Keian obedeció y se retiró rápidamente de la vibrante pared de plasma, colocándose muy recto junto a la puerta por la que poco después entró un hombre alto y delgado, con un abundante pelo negro cayéndole sobre las cejas. Llevaba una bata blanca y muy larga, encima de unas ropas negras. Caminó deprisa hacia la celda donde se encontraba Lyann, quien conservaba su posición apoyado en un lateral de la cama. A pesar de que las gruesas gafas le tapaban más de la mitad del rostro, el recién llegado vio con claridad la hostilidad de su expresión. Y no parecía importarle demasiado, porque atravesó la habitación de paredes blancas con una sonrisa de oreja a oreja.

-Keian, ¿puedes retirar la barrera, por favor?

El aludido buscó en su ropa la diminuta llave, la del botón, que había utilizado antes para devolverle el libro a Lyann, pero por más que exploró por los bolsillos de su uniforme no logró encontrarla. Se le erizó el vello de la nuca cuando vio agacharse al hombre de la bata, justo donde él había estado antes, para recoger la llave.

-Vaya, vaya. Keian, creía que tu trabajo consistía en vigilar a nuestro amigo, no en servirle de entretenimiento. Pero está bien, está bien. No importa.

Él mismo pulsó el botón de la llave y la barrera de plasma desapareció. Lyann permanecía inmóvil y muy serio.

-¿Vienes conmigo? – le preguntó con tono amable el hombre de la bata. Al no obtener más respuesta que el silencio, dejó escapar de sus labios una exclamación de sorpresa de un modo un tanto exagerado –: ¡Oh! ¿Aún estás enfadado por esto? – Y dio tres suaves golpecitos con un dedo en las gafas metálicas de Lyann, que se movió por primera vez para apartarse bruscamente, y después gruñó irritado:

-No te bastaba con tenerme aquí encerrado día y noche, ¿por qué tenías también que volverme ciego?

El hombre chasqueó la lengua disgustado y colocó la mano sobre el hombro del chico, que se deslizó alejándose cuanto pudo.

-¡No me toques!

-Lyann... sabes que si he hecho todo esto es porque no sabes respetar las normas. – Esta vez sus palabras sonaron más dulces.

-¡Eso es mentira! – el tono y la furia de la voz de Lyann hicieron al hombre de la bata dar un brinco, sobresaltado –. Me mantienes aislado y bajo un control continuo sólo porque de ese modo te es más fácil experimentar conmigo, y puedes observarme con más frecuencia. Y sino dime, Kreul: ¿para qué has venido esta vez? ¿Por qué estás aquí? ¿Para qué, si no es para someterme de nuevo a uno de esos análisis?
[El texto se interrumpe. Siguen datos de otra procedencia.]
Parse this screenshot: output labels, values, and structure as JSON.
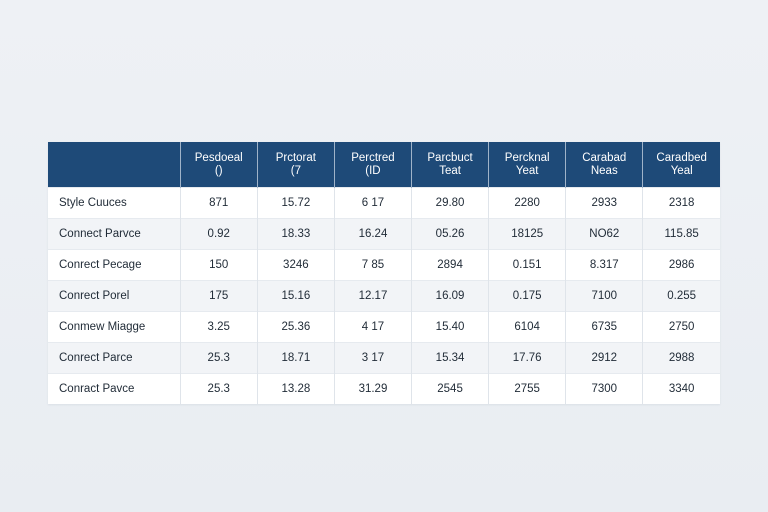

-Dame el calmante – indicó Kreul a una mujer que lo acompañaba, también muy alta, y con el pelo platino estirado en una larga cola de caballo. Ella asintió una vez y sacó una especie de parche redondo de la caja metálica que sostenía, y que abrió utilizando como llave una de sus puntiagudas uñas negras.

Lyann sabía que intentar huir no tenía sentido, que con ese aparato que le tenía prisioneros los ojos no podría llegar muy lejos antes de ser capturado, pero no iba a permitir que le pusieran el parche sobre la piel. Conocía esa desagradable sensación de desconcierto y somnolencia que provocaban los calmantes, y no estaba dispuesto a pasar por ello de nuevo.

-Iré contigo – accedió con un nudo en la garganta al pensar lo que suponía esta rendición.

Recordaba los constantes análisis a los que lo sometían en el laboratorio como los peores momentos de su vida, y no porque aquellos exámenes fuesen dolorosos, porque no lo eran, no físicamente, al menos. Las conversaciones que escuchaba allí dentro eran lo que convertía ese lugar en un infierno, porque cuando estaba allí no se sentía humano... Quizás porque en cierto modo no lo era.